Years ago, my dad and I were driving across his farm in his vintage Land Rover, which looks almost exactly like the one John Wayne used in the movie Hatari!
The heavy-duty off-road tires were having a hard slog through the mud. Dad had cut across a recently plowed field rather than take the long way back to the road. The tires made slow and steady progress -- Dad's old Rover is a tank -- and after a few minutes and probably five gallons of gasoline, the nose of the vehicle bounced up and the tires bit into the country lane that circles the property.
Dad, clearly pleased with himself for conquering the field, didn't take his foot off the gas and we were soon going nearly 70 miles per hour down a country road with grass in the middle of it. He looked over to me and grinned.

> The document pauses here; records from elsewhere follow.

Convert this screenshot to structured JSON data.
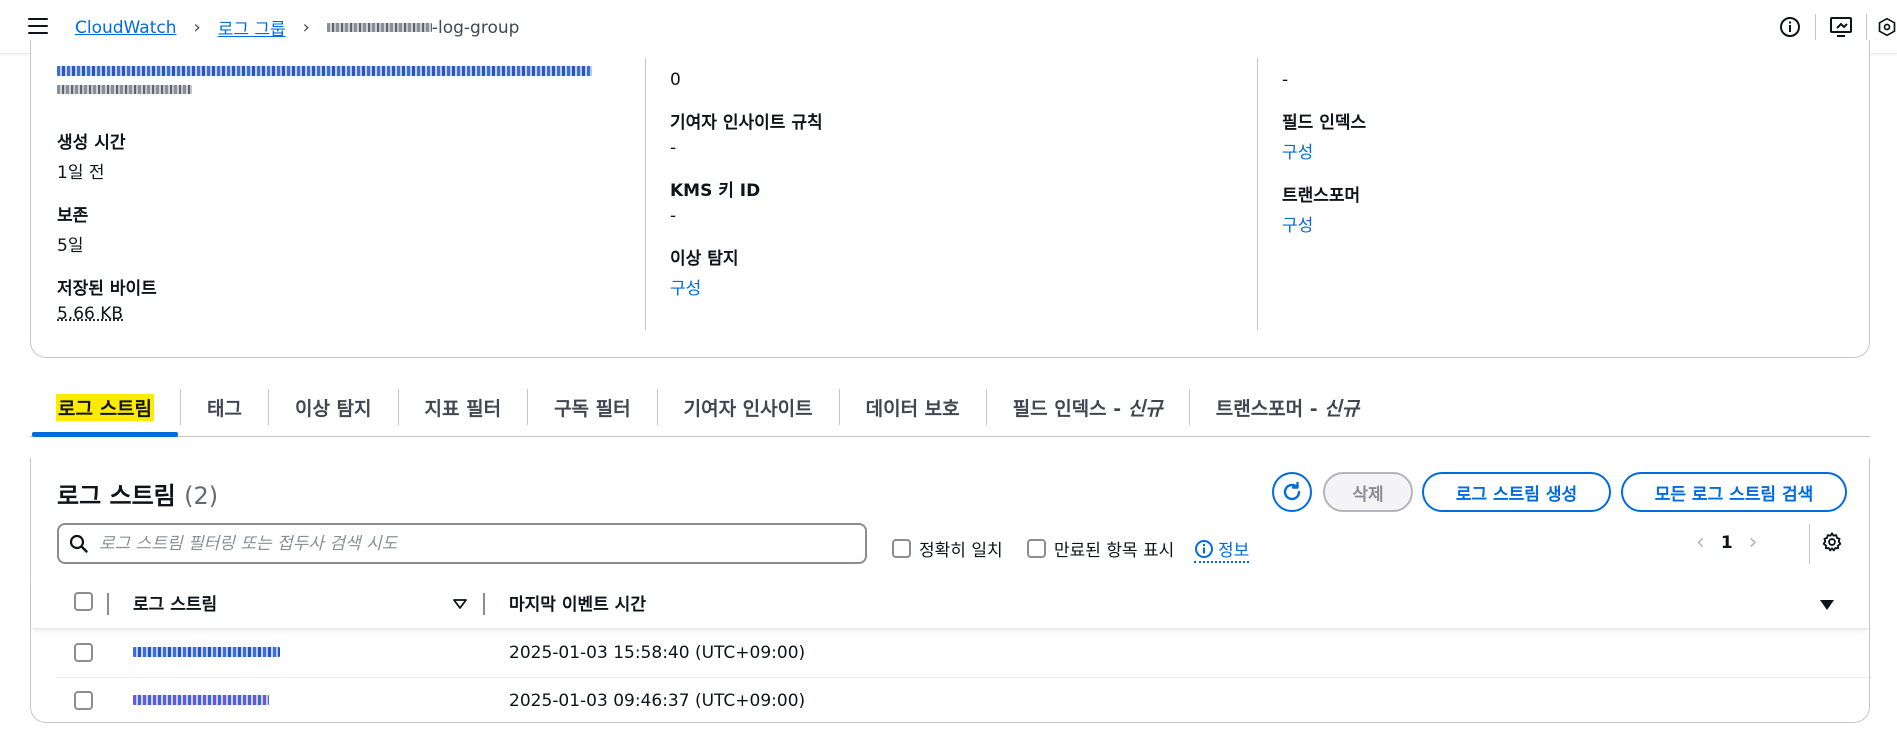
{
  "breadcrumb": {
    "items": [
      {
        "label": "CloudWatch"
      },
      {
        "label": "로그 그룹"
      }
    ],
    "current_suffix": "-log-group"
  },
  "details": {
    "col1": {
      "created_label": "생성 시간",
      "created_value": "1일 전",
      "retention_label": "보존",
      "retention_value": "5일",
      "stored_label": "저장된 바이트",
      "stored_value": "5.66 KB"
    },
    "col2": {
      "top_value": "0",
      "contributor_label": "기여자 인사이트 규칙",
      "contributor_value": "-",
      "kms_label": "KMS 키 ID",
      "kms_value": "-",
      "anomaly_label": "이상 탐지",
      "anomaly_link": "구성"
    },
    "col3": {
      "top_value": "-",
      "field_index_label": "필드 인덱스",
      "field_index_link": "구성",
      "transformer_label": "트랜스포머",
      "transformer_link": "구성"
    }
  },
  "tabs": [
    {
      "label": "로그 스트림",
      "active": true
    },
    {
      "label": "태그"
    },
    {
      "label": "이상 탐지"
    },
    {
      "label": "지표 필터"
    },
    {
      "label": "구독 필터"
    },
    {
      "label": "기여자 인사이트"
    },
    {
      "label": "데이터 보호"
    },
    {
      "label": "필드 인덱스 - ",
      "italic": "신규"
    },
    {
      "label": "트랜스포머 - ",
      "italic": "신규"
    }
  ],
  "streams": {
    "title": "로그 스트림",
    "count": "(2)",
    "delete_label": "삭제",
    "create_label": "로그 스트림 생성",
    "search_all_label": "모든 로그 스트림 검색",
    "search_placeholder": "로그 스트림 필터링 또는 접두사 검색 시도",
    "exact_match_label": "정확히 일치",
    "show_expired_label": "만료된 항목 표시",
    "info_label": "정보",
    "page": "1",
    "columns": {
      "stream": "로그 스트림",
      "last_event": "마지막 이벤트 시간"
    },
    "rows": [
      {
        "time": "2025-01-03 15:58:40 (UTC+09:00)"
      },
      {
        "time": "2025-01-03 09:46:37 (UTC+09:00)"
      }
    ]
  },
  "icons": {
    "menu": "hamburger-icon",
    "info": "info-icon",
    "notifications": "screen-icon",
    "settings": "hexagon-icon",
    "refresh": "refresh-icon",
    "search": "search-icon",
    "gear": "gear-icon"
  },
  "colors": {
    "link": "#006ce0",
    "highlight": "#ffeb00",
    "border": "#c6c6cd"
  }
}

"That's what happens, son," he said, "when the rubber meets the road!"
It became a sort of catchphrase between us. Whenever something really took off, one of us would say, "Well, looks like the rubber met the road," and we'd both remember the roar of the Rover as we shot down the road by the farm all those years ago.
I bring up this story because it is in my mind a lot these days.

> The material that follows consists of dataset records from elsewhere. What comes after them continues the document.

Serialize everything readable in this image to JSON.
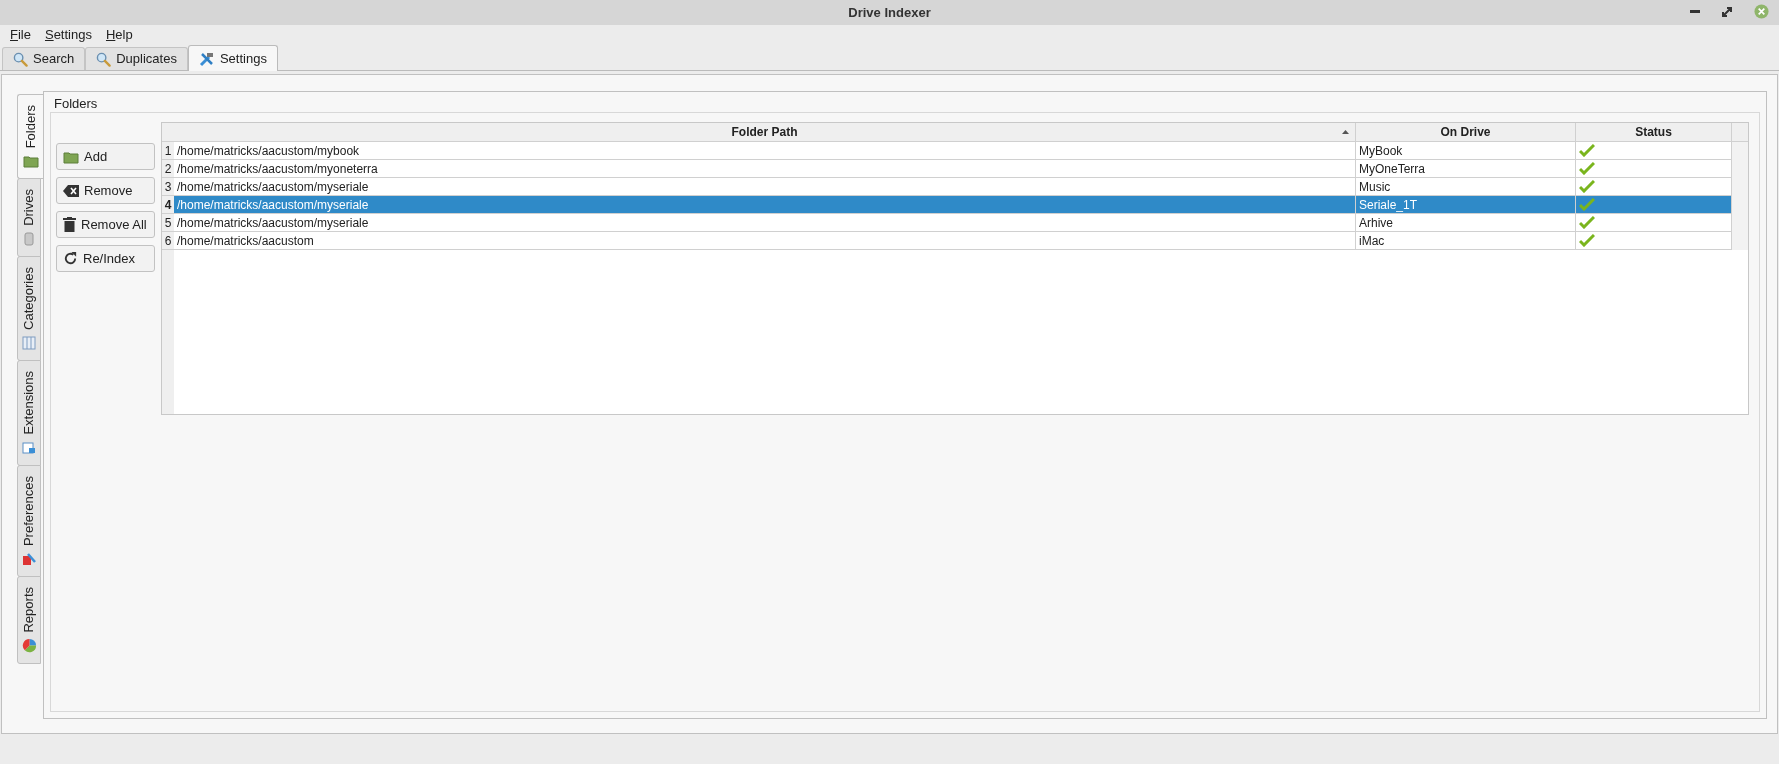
{
  "window": {
    "title": "Drive Indexer"
  },
  "menu": [
    "File",
    "Settings",
    "Help"
  ],
  "tabs": [
    {
      "label": "Search",
      "selected": false
    },
    {
      "label": "Duplicates",
      "selected": false
    },
    {
      "label": "Settings",
      "selected": true
    }
  ],
  "side_tabs": [
    {
      "label": "Folders",
      "selected": true
    },
    {
      "label": "Drives",
      "selected": false
    },
    {
      "label": "Categories",
      "selected": false
    },
    {
      "label": "Extensions",
      "selected": false
    },
    {
      "label": "Preferences",
      "selected": false
    },
    {
      "label": "Reports",
      "selected": false
    }
  ],
  "section_title": "Folders",
  "buttons": [
    "Add",
    "Remove",
    "Remove All",
    "Re/Index"
  ],
  "table": {
    "columns": [
      "Folder Path",
      "On Drive",
      "Status"
    ],
    "rows": [
      {
        "number": "1",
        "path": "/home/matricks/aacustom/mybook",
        "drive": "MyBook",
        "ok": true,
        "selected": false
      },
      {
        "number": "2",
        "path": "/home/matricks/aacustom/myoneterra",
        "drive": "MyOneTerra",
        "ok": true,
        "selected": false
      },
      {
        "number": "3",
        "path": "/home/matricks/aacustom/myseriale",
        "drive": "Music",
        "ok": true,
        "selected": false
      },
      {
        "number": "4",
        "path": "/home/matricks/aacustom/myseriale",
        "drive": "Seriale_1T",
        "ok": true,
        "selected": true
      },
      {
        "number": "5",
        "path": "/home/matricks/aacustom/myseriale",
        "drive": "Arhive",
        "ok": true,
        "selected": false
      },
      {
        "number": "6",
        "path": "/home/matricks/aacustom",
        "drive": "iMac",
        "ok": true,
        "selected": false
      }
    ]
  }
}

Most of you know me as the Chief Strategist of Game-Changing Stocks. The entire focus of my advisory -- and my investment philosophy -- is to find those situations where the "rubber meets the road." I'm talking about those profitable instances where a company, technology, or trend is really about to soar.

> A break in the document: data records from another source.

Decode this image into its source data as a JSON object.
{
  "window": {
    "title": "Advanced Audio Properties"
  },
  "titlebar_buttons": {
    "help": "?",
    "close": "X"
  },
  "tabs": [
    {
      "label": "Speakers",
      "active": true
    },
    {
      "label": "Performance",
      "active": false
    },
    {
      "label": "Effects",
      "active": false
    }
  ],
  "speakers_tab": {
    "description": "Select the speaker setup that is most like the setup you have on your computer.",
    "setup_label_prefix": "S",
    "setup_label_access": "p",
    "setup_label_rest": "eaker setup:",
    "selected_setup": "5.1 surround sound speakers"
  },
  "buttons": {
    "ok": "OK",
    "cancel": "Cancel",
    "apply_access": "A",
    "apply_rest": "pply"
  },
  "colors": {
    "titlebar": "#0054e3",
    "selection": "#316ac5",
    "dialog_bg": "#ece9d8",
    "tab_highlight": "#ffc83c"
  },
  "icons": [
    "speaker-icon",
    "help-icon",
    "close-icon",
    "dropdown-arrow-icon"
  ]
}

And while the goal sounds noble, my earnest intentions mean nothing if I don't have a method to fit my aims. Of course, I do have a method. And the best news is that its main tenets aren't difficult to put to work in your own portfolio...
First, research is the only way you'll successfully find the next big thing. Most game-changers are ignored by media outlets until they're bigger trends. By then the opportunity for the biggest profits has passed.
And believe me, I know whereof I speak. I was business writer and editor for years at some of the nation's largest papers. By the time you read a story in The Wall Street Journal or Forbes or Barron's, the smart money is already in and scoring profits.
Now, I have a pretty big advantage over most investors. Much to the benefit of my readers, it's my job to research these ideas. Most people simply don't have the time.
My office is filled with clippings, newspapers, SEC reports, and magazines lying just about everywhere. (I read just about anything I can get my hands on.)
But research is only one part of the process. To profit the most from game-changing ideas, you also have to be an investor.
Now we all consider ourselves investors -- after all, we buy stocks, right? That's not quite what I'm talking about.
When you hear about "game-changers," I bet you think of stocks that rise dramatically nearly overnight. You buy in, hold for a few weeks or days and then sell after a quick run-up. But in my experience, real game-changers see strong returns for months and years.
Look at shares of Apple (Nasdaq: AAPL). It was more than seven years ago when shares traded at $13. Now they're at $373. That's a gain of better than +2,700%.
And if you look at the biggest winners in the market's history, it's the exact same story.
Walmart (NYSE: WMT) didn't grow to a national presence overnight. Its shares didn't soar for just a few weeks either. Microsoft (Nasdaq: MSFT) may have grown quickly, but even those with the foresight to buy shares in the '80s wish like hell they had hung on to them.
As long as the trend behind an investment is still moving positively, I want to be profiting from it.